Surveying the night sky, a charming philosopher and his hostess, the Marquise, are considering the possibility of travelers from the moon. “What if they were skillful enough to navigate on the outer surface of our air, and from there, through their curiosity to see us, they angled for us like fish? Would that please you?” asks the philosopher. “Why not?” the Marquise replies. “As for me, I’d put myself into their nets of my own volition just to have the pleasure of seeing those who caught me

-Conversations on the Plurality of Worlds (1686) by Bernard Le Bovier de Fontenelle, (translated by H.A. Hargreaves).
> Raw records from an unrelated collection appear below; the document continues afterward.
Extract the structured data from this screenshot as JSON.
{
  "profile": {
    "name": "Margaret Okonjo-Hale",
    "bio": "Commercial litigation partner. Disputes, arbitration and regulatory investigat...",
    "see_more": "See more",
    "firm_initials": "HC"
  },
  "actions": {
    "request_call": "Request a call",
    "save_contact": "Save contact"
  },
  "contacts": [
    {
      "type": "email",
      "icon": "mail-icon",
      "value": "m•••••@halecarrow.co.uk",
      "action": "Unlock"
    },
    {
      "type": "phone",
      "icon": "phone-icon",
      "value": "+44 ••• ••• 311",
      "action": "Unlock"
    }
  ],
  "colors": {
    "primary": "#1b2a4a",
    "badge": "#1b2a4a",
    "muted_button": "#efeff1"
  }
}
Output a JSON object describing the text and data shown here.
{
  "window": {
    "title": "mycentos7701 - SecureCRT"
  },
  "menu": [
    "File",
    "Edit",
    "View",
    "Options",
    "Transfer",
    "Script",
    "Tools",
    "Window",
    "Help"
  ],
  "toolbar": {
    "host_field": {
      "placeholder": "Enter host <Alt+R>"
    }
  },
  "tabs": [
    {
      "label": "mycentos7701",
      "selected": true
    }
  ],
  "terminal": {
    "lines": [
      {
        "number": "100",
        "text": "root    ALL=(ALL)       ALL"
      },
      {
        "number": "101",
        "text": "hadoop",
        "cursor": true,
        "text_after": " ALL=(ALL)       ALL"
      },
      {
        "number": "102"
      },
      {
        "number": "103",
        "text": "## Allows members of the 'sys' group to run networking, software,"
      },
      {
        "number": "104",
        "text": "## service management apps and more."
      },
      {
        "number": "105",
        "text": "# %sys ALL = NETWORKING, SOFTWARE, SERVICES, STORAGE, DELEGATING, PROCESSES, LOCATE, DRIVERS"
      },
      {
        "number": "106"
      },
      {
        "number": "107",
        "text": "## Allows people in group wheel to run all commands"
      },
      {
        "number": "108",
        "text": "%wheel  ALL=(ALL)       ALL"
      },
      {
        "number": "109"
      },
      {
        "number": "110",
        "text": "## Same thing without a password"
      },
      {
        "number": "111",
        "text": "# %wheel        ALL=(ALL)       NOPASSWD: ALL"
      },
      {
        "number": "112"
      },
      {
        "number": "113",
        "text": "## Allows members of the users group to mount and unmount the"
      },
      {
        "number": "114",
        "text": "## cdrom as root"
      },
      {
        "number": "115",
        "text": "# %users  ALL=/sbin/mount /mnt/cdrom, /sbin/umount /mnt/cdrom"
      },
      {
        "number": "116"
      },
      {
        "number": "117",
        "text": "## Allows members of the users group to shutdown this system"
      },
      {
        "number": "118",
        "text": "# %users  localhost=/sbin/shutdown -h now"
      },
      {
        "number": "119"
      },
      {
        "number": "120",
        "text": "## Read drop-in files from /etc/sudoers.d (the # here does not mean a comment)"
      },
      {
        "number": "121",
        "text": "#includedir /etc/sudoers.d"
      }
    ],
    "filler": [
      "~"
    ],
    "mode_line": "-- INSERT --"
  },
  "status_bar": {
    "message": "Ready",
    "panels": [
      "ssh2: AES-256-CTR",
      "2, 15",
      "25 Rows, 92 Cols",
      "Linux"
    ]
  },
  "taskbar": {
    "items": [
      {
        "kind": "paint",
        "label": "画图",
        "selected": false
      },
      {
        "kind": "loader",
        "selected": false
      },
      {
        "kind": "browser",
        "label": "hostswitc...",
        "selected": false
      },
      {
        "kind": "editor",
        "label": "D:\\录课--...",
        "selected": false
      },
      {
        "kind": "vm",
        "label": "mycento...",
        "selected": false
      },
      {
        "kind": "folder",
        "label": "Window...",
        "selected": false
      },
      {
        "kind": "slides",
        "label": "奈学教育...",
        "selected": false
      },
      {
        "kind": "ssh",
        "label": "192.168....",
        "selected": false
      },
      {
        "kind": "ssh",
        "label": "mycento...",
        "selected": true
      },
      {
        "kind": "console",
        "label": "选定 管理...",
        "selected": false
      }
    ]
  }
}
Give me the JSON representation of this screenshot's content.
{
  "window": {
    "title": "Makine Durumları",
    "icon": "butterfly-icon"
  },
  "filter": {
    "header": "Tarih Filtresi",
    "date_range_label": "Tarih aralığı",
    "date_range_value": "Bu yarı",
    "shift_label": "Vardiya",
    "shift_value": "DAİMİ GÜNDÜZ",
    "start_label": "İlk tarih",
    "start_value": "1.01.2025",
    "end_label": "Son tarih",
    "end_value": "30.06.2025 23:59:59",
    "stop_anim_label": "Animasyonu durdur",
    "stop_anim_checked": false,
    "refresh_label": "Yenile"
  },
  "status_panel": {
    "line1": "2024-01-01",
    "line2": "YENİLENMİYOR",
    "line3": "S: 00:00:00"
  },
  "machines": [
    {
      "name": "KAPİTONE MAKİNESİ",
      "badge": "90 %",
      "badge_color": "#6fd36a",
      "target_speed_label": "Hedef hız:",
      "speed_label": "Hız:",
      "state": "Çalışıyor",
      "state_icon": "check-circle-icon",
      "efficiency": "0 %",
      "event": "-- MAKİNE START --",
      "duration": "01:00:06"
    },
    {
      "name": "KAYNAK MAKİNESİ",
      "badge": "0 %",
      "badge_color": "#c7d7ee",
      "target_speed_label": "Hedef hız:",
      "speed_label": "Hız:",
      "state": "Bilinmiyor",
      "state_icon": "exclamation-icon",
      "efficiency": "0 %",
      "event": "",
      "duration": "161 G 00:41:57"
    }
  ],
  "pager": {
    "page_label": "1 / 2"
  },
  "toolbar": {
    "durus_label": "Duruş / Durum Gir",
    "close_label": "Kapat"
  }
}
In this series of works Barbara Wildenboer reimagines maps as ticking timepieces that speak of shifting borders shaped by geopolitics, geology, and climate. She draws from different books such as H.G. Wells’ The Time Machine and Jules Verne’s Around the Moon. The tile of the series derives from a book written by Bernard Le Bovier de Fontenelle more than three centuries ago. In this text he describes the new cosmology of the Copernican world view and also includes the possibility of extra-terrestrial life. The author through a series of informal dialogues with a female conversational partner engages female participation in what was up until that point a nearly exclusively male field of scientific discourse.